Santa’s eyes narrowed. “Maybe she give bad service to someone.”
“Highly probable. She was a shit server, but if spilling your pint was a reason for someone to disappear half the staff in England would be MIA.”
Monkey had a feeling Santa was holding back. Ukrainians…
“Why should I know information?” Santa asked.
“Because the word is you know everything – naughty, nice, the whole ball of wax. You’re like Wikileaks, but less arrogant and further out of reach of US black Ops. I know you’re a smart man and have no reason to play dumb.” Monkey looked up at Vasily. “Unlike him. Can you ask him to stop staring?”
“He is body guard. He watches everyone.”
“I thought that was your job.”
Santa got up from his desk.

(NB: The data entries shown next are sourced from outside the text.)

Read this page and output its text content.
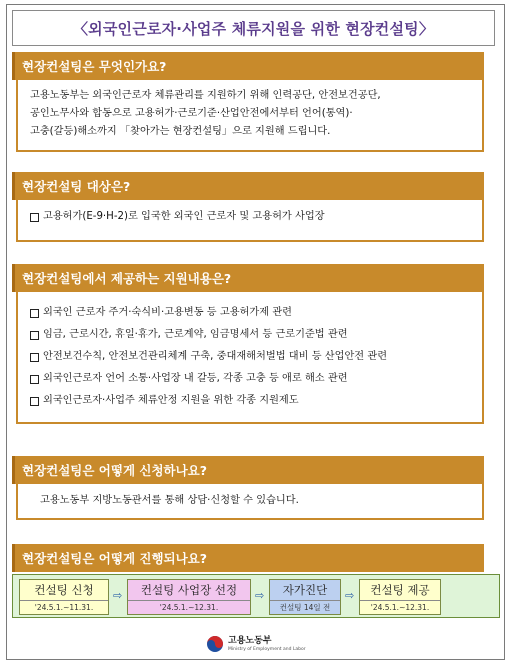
〈외국인근로자·사업주 체류지원을 위한 현장컨설팅〉
현장컨설팅은 무엇인가요?
고용노동부는 외국인근로자 체류관리를 지원하기 위해 인력공단, 안전보건공단,
공인노무사와 합동으로 고용허가·근로기준·산업안전에서부터 언어(통역)·
고충(갈등)해소까지 「찾아가는 현장컨설팅」으로 지원해 드립니다.
현장컨설팅 대상은?
고용허가(E-9·H-2)로 입국한 외국인 근로자 및 고용허가 사업장
현장컨설팅에서 제공하는 지원내용은?
외국인 근로자 주거·숙식비·고용변동 등 고용허가제 관련
임금, 근로시간, 휴일·휴가, 근로계약, 임금명세서 등 근로기준법 관련
안전보건수칙, 안전보건관리체계 구축, 중대재해처벌법 대비 등 산업안전 관련
외국인근로자 언어 소통·사업장 내 갈등, 각종 고충 등 애로 해소 관련
외국인근로자·사업주 체류안정 지원을 위한 각종 지원제도
현장컨설팅은 어떻게 신청하나요?
고용노동부 지방노동관서를 통해 상담·신청할 수 있습니다.
현장컨설팅은 어떻게 진행되나요?
컨설팅 신청
'24.5.1.~11.31.
⇨	컨설팅 사업장 선정
'24.5.1.~12.31.
⇨	자가진단
컨설팅 14일 전
⇨	컨설팅 제공
'24.5.1.~12.31.
고용노동부
Ministry of Employment and Labor
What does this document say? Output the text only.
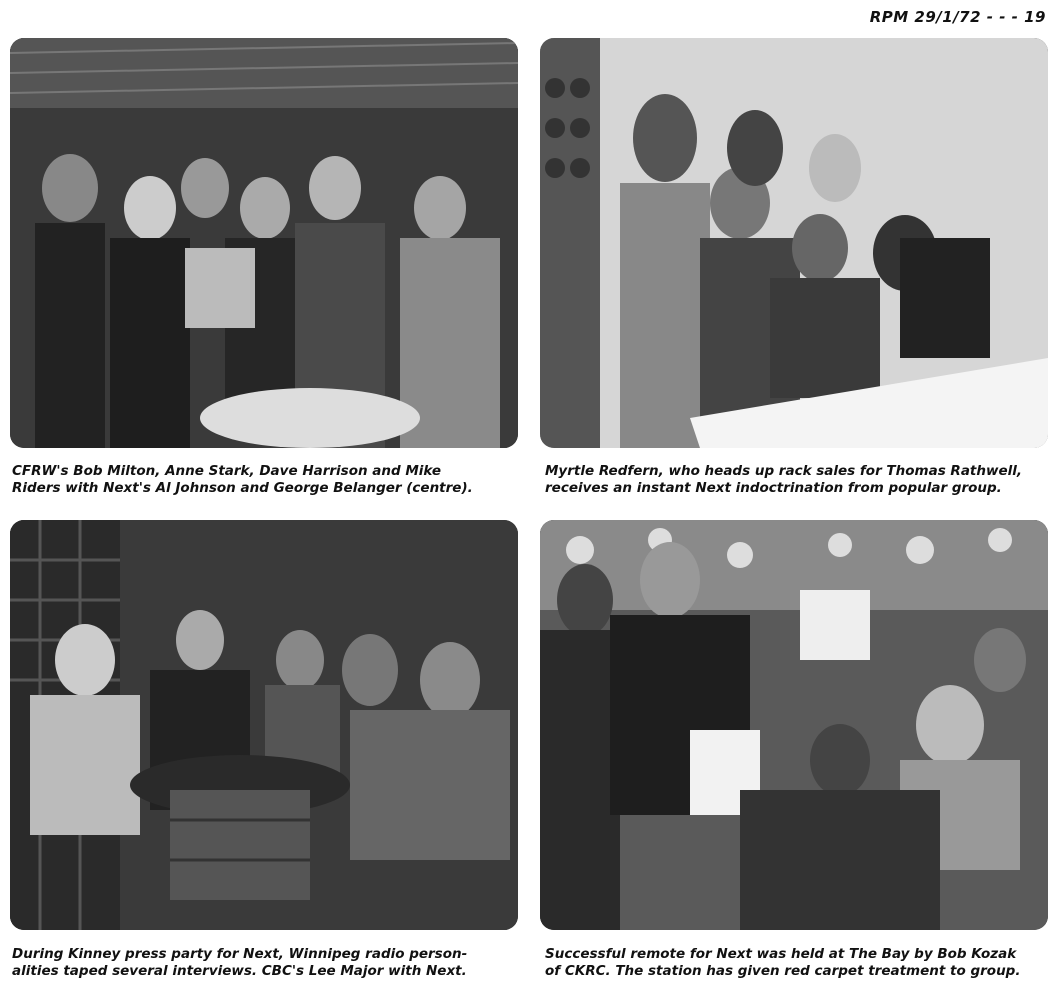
RPM 29/1/72 - - - 19
CFRW's Bob Milton, Anne Stark, Dave Harrison and Mike
Riders with Next's Al Johnson and George Belanger (centre).
Myrtle Redfern, who heads up rack sales for Thomas Rathwell,
receives an instant Next indoctrination from popular group.
During Kinney press party for Next, Winnipeg radio person-
alities taped several interviews. CBC's Lee Major with Next.
Successful remote for Next was held at The Bay by Bob Kozak
of CKRC. The station has given red carpet treatment to group.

He looked like the type who went to the gym at least five times a week. He walked to the window and looked out on the dark snow drifts.
“There was a time. But accountant convinced me to outsource. Now I am glorified manager. I feel out of loop of my own operation.”
Monkey leaned forward. He hadn’t expected melancholy from the legendary elf-man.
“But you can get us the information,” Monkey said.
“If I share rumour little bird whispers in ear, I need … compensation.”
“Milk and cookies?”
Santa turned around.
“I want be acrobat. On high-wire. Maybe I grab pretty girl on swinging bar. And later I shoot tiger from cannon. I have enough of toys for children and dealing with elf union.”
“What would happen to Christmas?”
“I appoint new CEO. Nigel Claus, nephew. Branding stays same but I get to live my dream.”
Monkey smiled. “Everyone deserves to follow their dreams, Santa.”